In Los Angeles County, strain from the Hollywood writers strike was apparent. Nearly 20,000 of the 75,800 jobs that disappeared in the county in January were in the information category, which includes film-industry and sound-recording workers.
Grrreat. Skip down:
A separate forecast issued Friday projected worsening doldrums for Southern California over the next six months. The index of leading economic indicators for the region declined by 0.7% in the last quarter of 2007, following a 0.5% drop in the previous quarter.The fourth-quarter decline was the steepest since the indicator was created in May 2000, the eve of the last recession, said Adrian Fleissig, the Cal State Fullerton economist who compiles the index.
“There is now no doubt that economic activity in the Southland has slowed down and is likely to continue to slow down in the next three to six months,” he said.
The state’s revised benchmark employment figures released Friday — enriched by more detailed and accurate data available in hindsight — were particularly troubling, said Esmael Adibi, an economics professor at Chapman University.

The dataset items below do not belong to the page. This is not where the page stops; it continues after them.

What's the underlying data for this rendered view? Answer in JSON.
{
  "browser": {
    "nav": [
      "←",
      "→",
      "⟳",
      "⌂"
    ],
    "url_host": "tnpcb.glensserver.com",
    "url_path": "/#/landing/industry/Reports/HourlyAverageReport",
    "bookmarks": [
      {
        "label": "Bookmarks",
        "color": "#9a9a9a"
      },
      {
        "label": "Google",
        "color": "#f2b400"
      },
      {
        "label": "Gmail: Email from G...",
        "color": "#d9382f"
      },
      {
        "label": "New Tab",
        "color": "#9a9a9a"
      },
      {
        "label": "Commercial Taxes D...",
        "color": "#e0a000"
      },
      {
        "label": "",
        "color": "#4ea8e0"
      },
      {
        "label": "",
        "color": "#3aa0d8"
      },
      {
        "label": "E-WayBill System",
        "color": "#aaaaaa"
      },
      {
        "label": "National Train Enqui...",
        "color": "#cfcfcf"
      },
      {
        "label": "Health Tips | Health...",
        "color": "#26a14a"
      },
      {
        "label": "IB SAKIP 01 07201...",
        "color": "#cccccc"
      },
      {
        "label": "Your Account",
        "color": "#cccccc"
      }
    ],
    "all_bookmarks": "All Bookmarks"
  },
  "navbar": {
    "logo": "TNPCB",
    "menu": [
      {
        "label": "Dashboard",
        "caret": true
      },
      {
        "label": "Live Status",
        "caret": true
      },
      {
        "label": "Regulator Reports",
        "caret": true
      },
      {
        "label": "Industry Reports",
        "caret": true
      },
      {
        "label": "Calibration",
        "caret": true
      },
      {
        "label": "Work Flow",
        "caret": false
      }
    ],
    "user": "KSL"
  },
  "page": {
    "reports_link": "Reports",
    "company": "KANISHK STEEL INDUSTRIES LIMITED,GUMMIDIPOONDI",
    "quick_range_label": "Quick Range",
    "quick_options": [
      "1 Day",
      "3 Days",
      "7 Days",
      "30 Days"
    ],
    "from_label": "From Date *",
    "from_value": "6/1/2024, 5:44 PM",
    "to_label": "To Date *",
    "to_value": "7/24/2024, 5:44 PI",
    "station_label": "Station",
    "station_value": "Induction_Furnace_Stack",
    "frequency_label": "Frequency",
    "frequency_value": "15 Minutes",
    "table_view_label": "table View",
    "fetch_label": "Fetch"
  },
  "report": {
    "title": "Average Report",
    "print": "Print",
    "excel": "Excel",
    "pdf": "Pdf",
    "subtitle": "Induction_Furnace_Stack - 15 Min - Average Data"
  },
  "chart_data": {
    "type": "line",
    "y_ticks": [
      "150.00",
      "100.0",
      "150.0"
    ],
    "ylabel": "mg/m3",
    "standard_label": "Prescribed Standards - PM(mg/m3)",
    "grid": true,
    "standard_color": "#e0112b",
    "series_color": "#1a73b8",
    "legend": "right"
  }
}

You know, I’m pretty secure in my job (I think, heheh) and I’m thinking Trinity is safe at his paper (for now…) but at the rate of things here, I wonder if we’re going to have to leave our home state to be able to do the most American of things — buy a home. Between the two of us, we make a pretty penny, and we’re pretty responsible with those pennies, in my opinion. We both rock used cars, haven’t bought a new computer ever (this iBook was a grad gift in 2002! so we’re actually saving up for a new iMac) and are planning to use our tax refund to make a dent in the one credit card we have a balance on.

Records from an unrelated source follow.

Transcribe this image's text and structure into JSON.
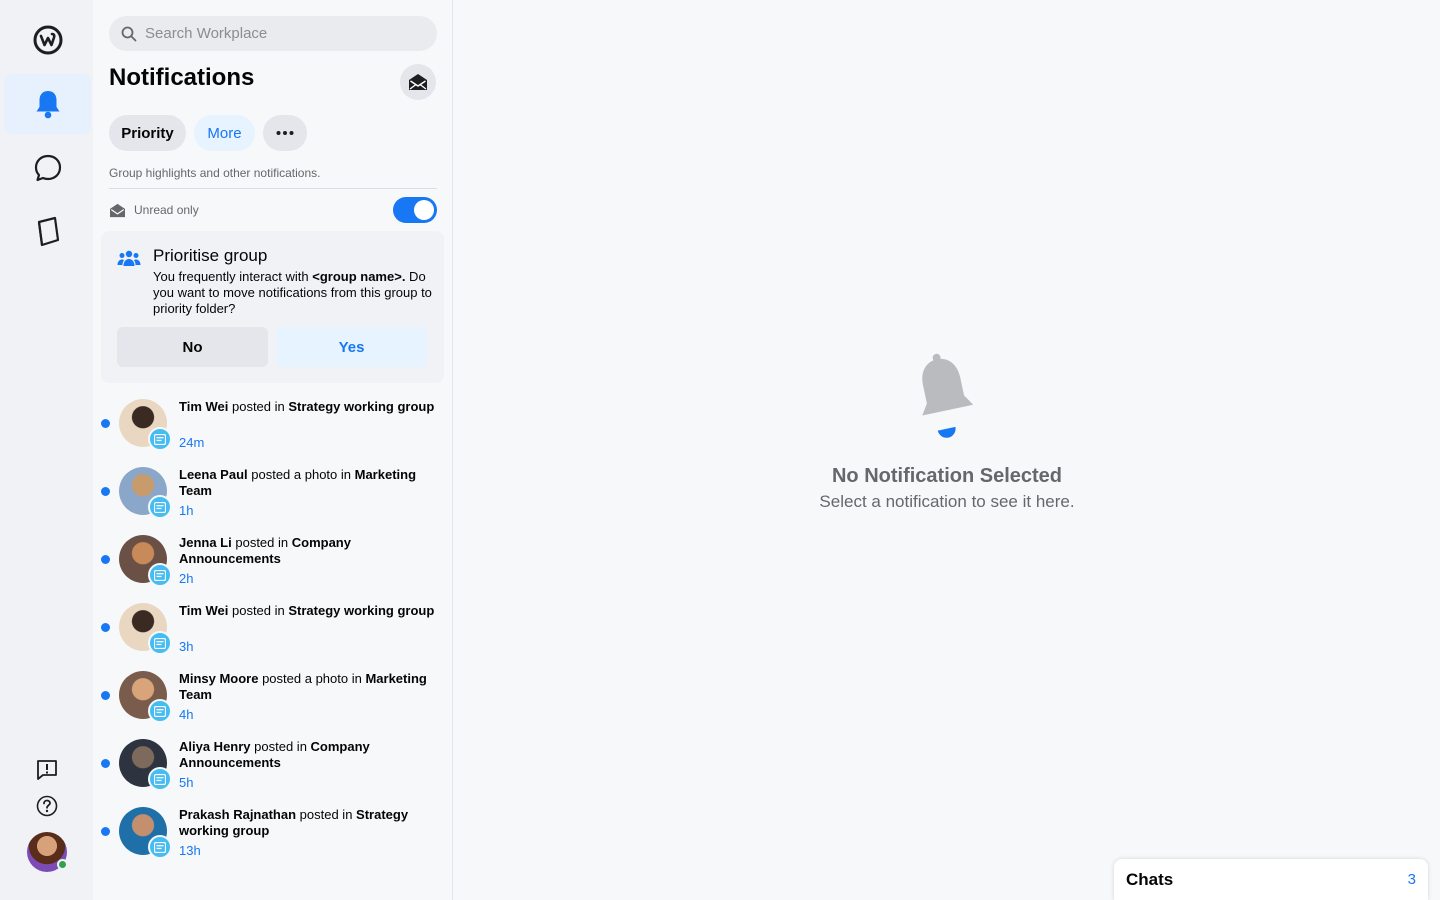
{
  "search": {
    "placeholder": "Search Workplace"
  },
  "header": {
    "title": "Notifications"
  },
  "tabs": {
    "priority": "Priority",
    "more": "More"
  },
  "subtitle": "Group highlights and other notifications.",
  "unread_filter": {
    "label": "Unread only",
    "enabled": true
  },
  "suggestion": {
    "title": "Prioritise group",
    "body_prefix": "You frequently interact with ",
    "body_group": "<group name>.",
    "body_suffix": " Do you want to move notifications from this group to priority folder?",
    "no_label": "No",
    "yes_label": "Yes"
  },
  "notifications": [
    {
      "actor": "Tim Wei",
      "verb": " posted in ",
      "target": "Strategy working group",
      "time": "24m"
    },
    {
      "actor": "Leena Paul",
      "verb": " posted a photo in ",
      "target": "Marketing Team",
      "time": "1h"
    },
    {
      "actor": "Jenna Li",
      "verb": " posted in ",
      "target": "Company Announcements",
      "time": "2h"
    },
    {
      "actor": "Tim Wei",
      "verb": " posted in ",
      "target": "Strategy working group",
      "time": "3h"
    },
    {
      "actor": "Minsy Moore",
      "verb": " posted a photo in ",
      "target": "Marketing Team",
      "time": "4h"
    },
    {
      "actor": "Aliya Henry",
      "verb": " posted in ",
      "target": "Company Announcements",
      "time": "5h"
    },
    {
      "actor": "Prakash Rajnathan",
      "verb": " posted in ",
      "target": "Strategy working group",
      "time": "13h"
    }
  ],
  "empty_state": {
    "title": "No Notification Selected",
    "subtitle": "Select a notification to see it here."
  },
  "chats": {
    "label": "Chats",
    "count": "3"
  },
  "colors": {
    "accent": "#1877f2",
    "badge": "#45bdf3",
    "active_rail": "#e7f0fd"
  },
  "icons": [
    "workplace-logo-icon",
    "bell-icon",
    "chat-bubble-icon",
    "book-icon",
    "feedback-icon",
    "help-icon",
    "search-icon",
    "envelope-open-icon",
    "group-icon",
    "post-icon"
  ]
}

But still. To remain responsible with our money, the biggest home loan we could responsibly afford is $250,000, maybe even $300,000, if we can whittle down our other debts. When was the last time you saw anything in the L.A. area, even a condo or townhouse, advertised for $300,000? People who bought in at the peak of the frenzy are being stubborn with their homes, too; no one seems to be willing to come down on price to even break even. And even if we were exclusively looking at foreclosures, the remaining balances on those foreclosed homes remain too high for our comfort zone, especially since many of those foreclosed homes sport two mortgages.
At this rate, California is going to start bleeding young professionals like myself if they don’t get these housing prices under control. I mean, who can afford to live here, especially when you’re just starting out?